Looking at both the stocks report and prospective planting, it is unclear when feed crop prices might increase, said Scott Irwin, professor and Laurence J. Norton Chair of agricultural marketing, department of agricultural and consumer economics at the University of Illinois.
He was speaking in a webinar with Todd Hubbs, assistant professor at the University of Illinois, analyzing the reports.
“The USDA reported stocks of 8.605bn bushels on March 1, 2019 and that is well below last year and also below 2017/18,” he said. “The problem is that it’s not nearly as low as what the market was expecting and what had been baked into corn prices.”
The anticipation before the report’s release was that there would be about 8.335bn bushels in storage not 8.6bn bushels, he said. “So we had kind of a humdinger of a surprise going into the stocks report today,” he added.
The difference between what was expected and the actual report results was one of the larger “surprises” in recent years, he added.
“If you thought the numbers were a little bit foreboding on corn, then we turn to the March 1 soybean stocks,” said Irwin.
The amount of soybeans in storage were much closer to what was anticipated but still higher than would have been predictable in past years, he added.

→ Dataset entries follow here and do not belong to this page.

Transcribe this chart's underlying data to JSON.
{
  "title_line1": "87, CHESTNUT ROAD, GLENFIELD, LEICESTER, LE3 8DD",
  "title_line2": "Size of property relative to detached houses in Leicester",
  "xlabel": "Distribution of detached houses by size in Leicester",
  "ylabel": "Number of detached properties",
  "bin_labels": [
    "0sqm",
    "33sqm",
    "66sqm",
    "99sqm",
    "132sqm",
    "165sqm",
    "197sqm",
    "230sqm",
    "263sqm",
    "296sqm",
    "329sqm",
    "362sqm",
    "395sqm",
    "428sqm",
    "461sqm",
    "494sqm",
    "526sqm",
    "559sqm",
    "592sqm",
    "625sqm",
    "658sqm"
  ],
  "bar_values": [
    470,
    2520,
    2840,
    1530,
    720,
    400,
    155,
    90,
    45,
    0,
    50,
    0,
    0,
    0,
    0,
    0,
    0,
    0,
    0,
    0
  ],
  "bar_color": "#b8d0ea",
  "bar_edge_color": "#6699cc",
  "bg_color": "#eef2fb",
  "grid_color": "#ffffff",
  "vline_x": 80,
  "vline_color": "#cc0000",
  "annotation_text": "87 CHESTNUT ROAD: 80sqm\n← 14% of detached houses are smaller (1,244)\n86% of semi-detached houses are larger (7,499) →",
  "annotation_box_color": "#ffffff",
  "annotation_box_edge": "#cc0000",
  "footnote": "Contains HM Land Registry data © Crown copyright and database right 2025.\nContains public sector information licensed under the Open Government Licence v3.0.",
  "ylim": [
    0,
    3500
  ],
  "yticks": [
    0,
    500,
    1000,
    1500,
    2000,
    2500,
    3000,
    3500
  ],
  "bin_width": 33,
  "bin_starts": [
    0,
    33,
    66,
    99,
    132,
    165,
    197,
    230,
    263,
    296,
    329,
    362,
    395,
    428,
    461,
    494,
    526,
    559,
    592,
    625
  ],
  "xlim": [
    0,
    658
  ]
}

In 2019, planted area for soybeans is anticipated to drop 5% to about 84.6m acres, the USDA said. Plantings are predicted to be flat or down in 26 of the 29 states that plant soybeans.
Overall, the amount of soybeans in storage increased to 2.72bn bushels – up about 29% from this time last year, the USDA said. Soybeans in on-farm storage are estimated to be 1.27bn bushels, while those held in off-farm sites increased 15% to 1.45bn bushels.
Disappearance during the December 2018 to February 2019 period was about 1.03bn bushels, a drop of 2% from the previous year, the department said.
“We are at 2.716bn bushels [and] the market was pretty much on par with that,” said Irwin. “The bearish surprise on the stocks estimate was 33m bushels – not very big.”
The anticipation is that the amount of soybean crush could weaken going forward and there continues to be weakness in soybean exports, he said.
Although rumors continue regarding a potential trade deal between the US and China, even if it were to happen in the next few weeks it might not translate into exports for the 2018/19 marketing year.
US acres planted in corn in the upcoming 2019 growing season are forecast to reach about 92.8m acres, an increase of 4% or 3.66m acres from the previous year, the USDA said. Planted acreage is anticipated to stay the same or grow in 34 states.
Corn stocks dropped 3% from the amount in storage in March 2018, the USDA reported. The amount being held reached 8.6bn bushels.
Corn in on-farm storage increased 3% to 5.13bn bushels, and off-farm stocks dropped 11% to 3.47bn bushels, the department said. Disappearance during the December 2018 to February 2019 period was 3.33bn bushels, slightly below the pace set the previous year.
“It’s a big bearish surprise in terms of the usage of corn, there’s no way to put a happy face on that,” said Irwin. Weakness in feed and residual usage of corn has been demonstrated in the March 1 report for the last several years, he added.
“Directionally what this means is that everyone, the USDA and the market, has been overestimating usage in the first half of the marketing year for the last five years,” he said. “That’s a pretty sobering perspective.”
“If we take the March 1 stocks number literally than we have a shockingly low implied feed and residual use for the first half of the 2018/19 marketing year,” he said. However, there is some flexibility in what might have influenced that result, he added.
“What it means is that people have been putting cattle, and pigs and chickens on a diet,” he said. Alternatively, it could mean that a yield drop reported by the USDA earlier this year may not have been completely accurate or that both are partially correct.
Wheat and sorghum
Wheat planting in 2019 is expected to be down about 4% from the previous year, the USDA said. The predicted 45.8m acres is the smallest area since the department started keeping planting records.
Of the area planted, about 31.5m acres is set to be winter wheat, 12.8 is attributed to spring wheat and 1.42m acres in durum wheat, the department said.
Anticipated sorghum planted acres also fell dropping to about 5,135 from 5,690 last year, the department said.
Wheat stocks in storage on March 1 increased 6% to reach 1.59bn bushels, the USDA reported. Similarly, sorghum stocks rose 37% to 193m bushels.
However, oat stocks fell 9% from the previous year to 50.2m bushels, with the majority being stored off-farm, the department said. Barley amounts also fell – down about 7% from the previous year – to 121m bushels.
The December to February disappearance of wheat, barley and oats increased compared to previous years, the department said. But sorghum use levels during the time period dropped.